There have been many times when I have dreamt of closing every account I own, tossing my laptop and phone on the scrapheap and going back to a simpler time. But of course I won’t ever do that. For starters, like 51 per cent of Torontonians, I’m an immigrant, which means social media is a lifeline to friends and family spread out around the globe.
And my professional life benefits from social media. I don’t know about your industry, but I’ve never once used LinkedIn to expand my network. There’s also no denying the unrivalled convenience of using social media to organize and mobilize: whether it’s a birthday party or a social movement (Arab Spring, anyone?), email just ain’t gonna cut it. Plus, the unfettered access to the Hive Mind that social media allows is worth almost every ounce of agida.
So instead of outright quitting, I’ve slowly but surely been cultivating an Internet diet. First, it was a house curfew: no devices after 9pm. Then it was weekly caps on Facebook usage. Then I deleted Instagram, purged my Twitter and on and on…
And while this has helped, social media is an addiction. Most of us look at our phone within minutes of waking up. According to Michelle Klein, Head of Marketing at Facebook, millennials check their phone over 150 times a day.

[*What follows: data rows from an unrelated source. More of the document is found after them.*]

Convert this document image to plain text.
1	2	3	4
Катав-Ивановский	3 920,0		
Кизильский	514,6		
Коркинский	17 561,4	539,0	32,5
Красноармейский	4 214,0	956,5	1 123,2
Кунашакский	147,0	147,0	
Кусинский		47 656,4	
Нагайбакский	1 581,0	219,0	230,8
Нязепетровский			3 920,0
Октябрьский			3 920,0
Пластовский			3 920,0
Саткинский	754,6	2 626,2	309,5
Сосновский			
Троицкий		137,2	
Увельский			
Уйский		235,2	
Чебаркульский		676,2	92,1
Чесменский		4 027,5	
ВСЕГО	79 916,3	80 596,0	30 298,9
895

I like to think I’m a bit of an expert on addiction. Three years ago I quit drinking once and for all and over the years I’ve quit smoking (about forty-seven times). I understand the tug-of-war in the addict’s brain. “I’ll just have one cigarette, I’ll only drink on Saturdays, oh well two smokes won’t hurt, no alcohol except on weekends, yeah the weekend starts on Thursday…”
While I have weeks I hardly use social media, I have other weeks when I can hear that old addict in me piping up: “I’ll just peek at my newsfeed real quick, I’ll just check Instagram on my browser…” Suddenly two hours have passed and my neck is sore from staring at my phone, I’ve started a war of words about something political that I promised myself I wouldn’t post and I know things about others’ lives that I wish I didn’t.